Trigonometric Substitution

Trigonometric substitution is a powerful technique used to simplify integration by replacing variables with trigonometric functions. It often helps with integrals involving quadratic expressions. In our scenario, after completing the square, we have \(\frac{1}{(x-2)^2 + 5}\). Notice:

• This expression resembles the form \( \frac{1}{u^2 + a^2} \).
• The standard trigonometric substitution involves using tangent and arctangent functions.

By recognizing this, we see that a substitution can convert the integral into a form readily integrable with the help of trigonometric identities. Here, we set \(u = x - 2\), simplifying our work with the modified limits of integration and easing the function into a more manageable form.

Indefinite Integral

An indefinite integral represents a family of functions and is expressed without upper and lower limits of integration. In calculus, it is indicated by the integral sign followed by a function and the differential of a variable, as seen in \[ \int \frac{1}{(x-2)^2 + 5} \, dx \].

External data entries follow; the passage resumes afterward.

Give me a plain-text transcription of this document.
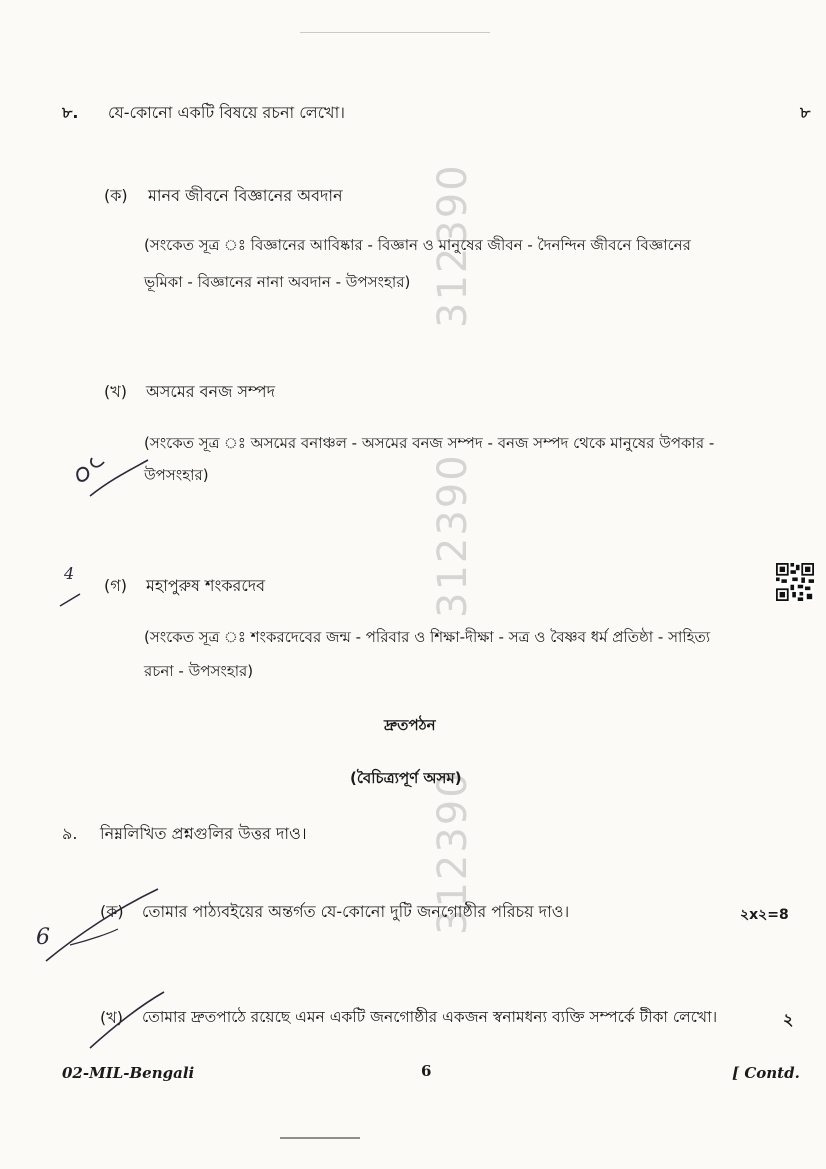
312390
312390
312390
৮. যে-কোনো একটি বিষয়ে রচনা লেখো।	৮
(ক) মানব জীবনে বিজ্ঞানের অবদান
(সংকেত সূত্র ঃ বিজ্ঞানের আবিষ্কার - বিজ্ঞান ও মানুষের জীবন - দৈনন্দিন জীবনে বিজ্ঞানের
ভূমিকা - বিজ্ঞানের নানা অবদান - উপসংহার)
(খ) অসমের বনজ সম্পদ
(সংকেত সূত্র ঃ অসমের বনাঞ্চল - অসমের বনজ সম্পদ - বনজ সম্পদ থেকে মানুষের উপকার -
উপসংহার)
(গ) মহাপুরুষ শংকরদেব
(সংকেত সূত্র ঃ শংকরদেবের জন্ম - পরিবার ও শিক্ষা-দীক্ষা - সত্র ও বৈষ্ণব ধর্ম প্রতিষ্ঠা - সাহিত্য
রচনা - উপসংহার)
দ্রুতপঠন
(বৈচিত্র্যপূর্ণ অসম)
৯. নিম্নলিখিত প্রশ্নগুলির উত্তর দাও।
(ক) তোমার পাঠ্যবইয়ের অন্তর্গত যে-কোনো দুটি জনগোষ্ঠীর পরিচয় দাও।	২x২=8
(খ) তোমার দ্রুতপাঠে রয়েছে এমন একটি জনগোষ্ঠীর একজন স্বনামধন্য ব্যক্তি সম্পর্কে টীকা লেখো।	২
4
6
02-MIL-Bengali	6	[ Contd.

• The solution of an indefinite integral contains an arbitrary constant \( C \), representing a general form of all possible antiderivatives.
• In this problem, we aim to find an antiderivative that, when derived, returns the original function \( \frac{1}{(x-2)^2 + 5} \).

The process transforms the varying expression into the solution: \( \frac{1}{\sqrt{5}} \arctan\left( \frac{x-2}{\sqrt{5}} \right) + C \), showing the indefinite nature through the constant portion.

Arctan Formula

The arctan formula is crucial in integrals involving expressions of the form \( \frac{1}{a^2 + u^2} \). It connects the integration of such expressions to inverse trigonometric functions, specifically the arctangent. For our expression \[ \int \frac{1}{u^2 + (\sqrt{5})^2} \, du \], the arctan formula applies:

• This standard result says integral is \( \frac{1}{a} \arctan\left(\frac{u}{a}\right) + C \).
• Here, \(a\) is \(\sqrt{5}\).

Applying the formulation transforms this integral into a solvable expression using known techniques. The use of the arctangent function simplifies the solution, converting it from a complex integral to an expression that can still be easily manipulated or applied as necessary.